As 2025 comes to an end, I wanted to pause and reflect on what this year meant to me—what I built, what I learned, and more importantly, how my mindset around building and failure evolved.
This year wasn’t about one big win.
It was about momentum, experimentation, and learning to move faster without being afraid of failure.
The Biggest Shift: AI-Assisted Building
The most defining change in 2025 for me was fully embracing AI-assisted coding.
By integrating AI into my daily development workflow, I was able to progress on my side hustles faster than ever before. Not just writing code faster—but validating ideas faster.
With tools like Claude Code, I launched or actively worked on completely new products such as:
What changed wasn’t just speed—it was confidence to start.
Ideas that would normally stay in my notes because of “time constraints” suddenly became runnable projects. AI removed the friction that often blocks the first 20–30% of development, which is usually where ideas die.
Build → Validate → Move On (or Double Down)
One of the most important lessons I reinforced this year:
The fastest way to succeed is to fail faster.
Instead of sticking to one idea for too long and trying to force it to work, I focused on:
- Shipping early
- Validating quickly
- Letting go without regret if something didn’t click
The courage to accept failure and move on faster creates more shots at success.

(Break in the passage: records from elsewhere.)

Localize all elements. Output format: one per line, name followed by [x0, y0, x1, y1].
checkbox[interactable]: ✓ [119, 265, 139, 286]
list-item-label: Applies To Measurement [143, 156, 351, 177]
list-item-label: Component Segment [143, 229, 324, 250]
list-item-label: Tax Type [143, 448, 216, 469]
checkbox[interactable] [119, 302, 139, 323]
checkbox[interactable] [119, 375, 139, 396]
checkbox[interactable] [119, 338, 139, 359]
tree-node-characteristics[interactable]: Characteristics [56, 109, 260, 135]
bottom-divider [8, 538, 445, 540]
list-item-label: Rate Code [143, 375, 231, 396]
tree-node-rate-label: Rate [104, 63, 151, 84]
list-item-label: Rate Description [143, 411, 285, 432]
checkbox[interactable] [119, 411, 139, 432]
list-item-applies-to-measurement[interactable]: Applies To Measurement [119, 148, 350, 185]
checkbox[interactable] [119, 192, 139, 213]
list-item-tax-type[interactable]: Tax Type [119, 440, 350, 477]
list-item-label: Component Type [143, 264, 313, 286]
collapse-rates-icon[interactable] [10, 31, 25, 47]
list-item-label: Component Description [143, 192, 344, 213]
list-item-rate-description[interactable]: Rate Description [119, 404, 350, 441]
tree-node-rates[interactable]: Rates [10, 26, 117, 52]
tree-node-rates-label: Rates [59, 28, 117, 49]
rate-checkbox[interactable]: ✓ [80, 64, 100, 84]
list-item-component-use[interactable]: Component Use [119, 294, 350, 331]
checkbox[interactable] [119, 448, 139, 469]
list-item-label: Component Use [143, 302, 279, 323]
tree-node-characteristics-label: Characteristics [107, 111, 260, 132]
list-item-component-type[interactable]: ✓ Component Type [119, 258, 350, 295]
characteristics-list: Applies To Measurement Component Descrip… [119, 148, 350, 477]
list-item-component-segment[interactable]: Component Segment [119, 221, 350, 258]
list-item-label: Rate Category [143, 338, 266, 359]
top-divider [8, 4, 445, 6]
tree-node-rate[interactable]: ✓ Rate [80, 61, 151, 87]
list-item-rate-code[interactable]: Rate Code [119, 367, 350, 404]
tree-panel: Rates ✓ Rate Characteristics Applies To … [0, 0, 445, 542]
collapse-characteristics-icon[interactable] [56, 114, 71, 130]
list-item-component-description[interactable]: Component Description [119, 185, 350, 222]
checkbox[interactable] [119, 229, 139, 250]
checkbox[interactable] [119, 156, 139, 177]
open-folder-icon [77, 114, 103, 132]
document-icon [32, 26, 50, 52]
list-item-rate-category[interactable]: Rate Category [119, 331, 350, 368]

Every attempt compounds your experience—even the “failed” ones.You don’t lose time by failing fast.
You lose time by staying attached to the wrong idea for too long.Accelerated Learning by Doing
Another powerful side effect of moving fast: learning by doing.
AI-assisted coding allowed me to explore technologies and patterns I would otherwise postpone due to “research overhead.”
Examples from this year:
- Started using S3-compatible storage more heavily instead of NFS-based storage in my home cloud setup
- Integrated APIs and services quickly without overanalyzing documentation upfront
- Focused on outcomes first, refinement later
Instead of spending days reading, I spent hours building—and learned more in the process.
Automation = Confidence
A big productivity and mental shift this year came from improving testing and automation.

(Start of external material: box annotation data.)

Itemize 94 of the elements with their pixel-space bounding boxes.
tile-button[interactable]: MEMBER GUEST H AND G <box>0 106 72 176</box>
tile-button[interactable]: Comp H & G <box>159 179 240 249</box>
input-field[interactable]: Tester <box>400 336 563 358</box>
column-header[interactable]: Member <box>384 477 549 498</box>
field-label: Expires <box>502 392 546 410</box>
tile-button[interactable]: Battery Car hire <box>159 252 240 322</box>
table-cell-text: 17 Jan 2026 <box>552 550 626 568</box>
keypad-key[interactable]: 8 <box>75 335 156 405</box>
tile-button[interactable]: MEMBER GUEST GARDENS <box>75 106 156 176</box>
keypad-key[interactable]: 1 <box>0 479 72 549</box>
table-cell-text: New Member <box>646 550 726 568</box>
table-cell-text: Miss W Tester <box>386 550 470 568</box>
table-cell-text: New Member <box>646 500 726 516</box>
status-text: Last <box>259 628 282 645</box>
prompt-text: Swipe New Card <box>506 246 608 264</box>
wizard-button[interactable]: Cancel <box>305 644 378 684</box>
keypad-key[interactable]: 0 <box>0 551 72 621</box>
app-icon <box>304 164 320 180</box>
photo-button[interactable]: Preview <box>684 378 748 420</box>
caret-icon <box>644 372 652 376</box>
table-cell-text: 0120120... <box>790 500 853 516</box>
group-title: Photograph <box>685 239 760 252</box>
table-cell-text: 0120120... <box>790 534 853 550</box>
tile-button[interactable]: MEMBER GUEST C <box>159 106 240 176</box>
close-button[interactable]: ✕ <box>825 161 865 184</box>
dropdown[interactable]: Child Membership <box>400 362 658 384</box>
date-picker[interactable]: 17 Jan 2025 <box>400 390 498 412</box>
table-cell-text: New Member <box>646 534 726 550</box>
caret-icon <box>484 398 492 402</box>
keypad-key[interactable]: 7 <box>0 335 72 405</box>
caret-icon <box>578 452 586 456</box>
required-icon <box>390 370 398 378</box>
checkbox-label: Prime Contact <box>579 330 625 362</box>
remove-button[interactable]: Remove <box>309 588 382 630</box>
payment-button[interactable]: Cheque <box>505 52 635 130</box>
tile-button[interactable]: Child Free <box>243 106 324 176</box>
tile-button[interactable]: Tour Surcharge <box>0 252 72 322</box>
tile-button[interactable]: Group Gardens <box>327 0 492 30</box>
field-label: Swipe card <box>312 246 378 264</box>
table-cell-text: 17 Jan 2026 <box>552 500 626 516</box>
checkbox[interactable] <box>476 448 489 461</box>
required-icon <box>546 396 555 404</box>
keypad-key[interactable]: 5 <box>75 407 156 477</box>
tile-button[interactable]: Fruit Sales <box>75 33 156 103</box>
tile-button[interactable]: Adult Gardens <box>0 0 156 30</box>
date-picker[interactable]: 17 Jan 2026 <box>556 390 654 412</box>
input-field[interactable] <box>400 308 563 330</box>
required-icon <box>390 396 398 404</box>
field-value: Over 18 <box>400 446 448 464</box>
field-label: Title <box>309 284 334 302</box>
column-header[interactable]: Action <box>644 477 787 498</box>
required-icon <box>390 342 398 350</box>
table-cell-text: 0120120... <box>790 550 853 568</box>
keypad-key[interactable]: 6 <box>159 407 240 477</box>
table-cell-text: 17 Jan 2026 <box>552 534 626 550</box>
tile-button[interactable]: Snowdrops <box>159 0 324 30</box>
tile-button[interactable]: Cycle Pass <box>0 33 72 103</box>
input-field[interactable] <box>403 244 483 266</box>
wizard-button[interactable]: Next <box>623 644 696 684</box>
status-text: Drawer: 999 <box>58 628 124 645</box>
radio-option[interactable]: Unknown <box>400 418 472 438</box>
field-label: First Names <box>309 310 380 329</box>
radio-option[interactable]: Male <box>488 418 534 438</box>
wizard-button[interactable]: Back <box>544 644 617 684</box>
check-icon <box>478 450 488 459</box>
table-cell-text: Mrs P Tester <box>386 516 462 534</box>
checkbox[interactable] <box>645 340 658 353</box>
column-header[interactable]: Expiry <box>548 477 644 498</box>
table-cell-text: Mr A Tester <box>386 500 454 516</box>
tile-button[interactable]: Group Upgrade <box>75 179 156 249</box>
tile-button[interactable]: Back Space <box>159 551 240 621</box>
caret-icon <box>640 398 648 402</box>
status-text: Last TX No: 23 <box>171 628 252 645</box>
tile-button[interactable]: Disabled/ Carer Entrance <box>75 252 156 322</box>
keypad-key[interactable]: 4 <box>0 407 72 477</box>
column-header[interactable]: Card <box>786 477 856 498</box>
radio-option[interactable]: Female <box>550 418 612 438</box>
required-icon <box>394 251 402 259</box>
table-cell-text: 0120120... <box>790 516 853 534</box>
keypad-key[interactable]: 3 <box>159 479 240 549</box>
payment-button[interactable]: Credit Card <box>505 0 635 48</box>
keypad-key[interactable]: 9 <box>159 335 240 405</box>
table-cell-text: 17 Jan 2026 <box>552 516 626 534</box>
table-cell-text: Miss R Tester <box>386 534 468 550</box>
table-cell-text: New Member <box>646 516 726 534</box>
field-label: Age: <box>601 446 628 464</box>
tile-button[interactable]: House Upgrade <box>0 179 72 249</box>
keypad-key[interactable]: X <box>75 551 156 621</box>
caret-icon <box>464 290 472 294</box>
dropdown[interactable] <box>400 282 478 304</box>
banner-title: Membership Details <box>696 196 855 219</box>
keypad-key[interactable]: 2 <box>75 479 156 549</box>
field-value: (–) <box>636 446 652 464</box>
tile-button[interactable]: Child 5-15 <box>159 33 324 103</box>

Alongside my usual Laravel unit and feature tests, I started using Playwright for end-to-end testing.
For Till Tech, where multiple services talk to each other:
- Manual end-to-end testing used to take ~30 minutes
- Fully automated tests now run in ~10 minutes
- No constant attention needed unless something fails
This changed how I work:
- More confidence when making changes
- Less fear of breaking things
- More willingness to refactor and improve
Automation didn’t just save time—it reduced cognitive load.
Enjoy the Process, Not Just the Outcome
Another mindset shift that stood out in 2025 was learning to enjoy building itself.
When you genuinely enjoy what you’re doing:
- Failure doesn’t feel devastating
- You don’t get stuck emotionally
- You still feel satisfied even if the result isn’t a success
Instead of asking, “Will this succeed?”, I started asking:
“Do I enjoy building this?”
That alone made the journey lighter and more sustainable.
Iteration Over Perfection
Alongside new projects, I also spent time improving existing ones:
- Cleaning up codebases
- Refining UX
- Making systems more reliable
Not everything needs to be a brand-new idea.
Sometimes progress comes from iteration, not reinvention.
Wrapping Up 2025
If I had to summarize 2025 in a few points, it would be this:
- AI enabled accelerated development
- Faster builds led to faster validation
- Failing faster created more opportunities to succeed
- Automation brought confidence and calm
- Enjoying the process made everything sustainable
This year reinforced something simple but powerful:
Momentum beats perfection.
Curiosity beats fear.
And building beats overthinking.Looking forward to carrying this mindset into 2026—building more, learning more, and staying comfortable with uncertainty.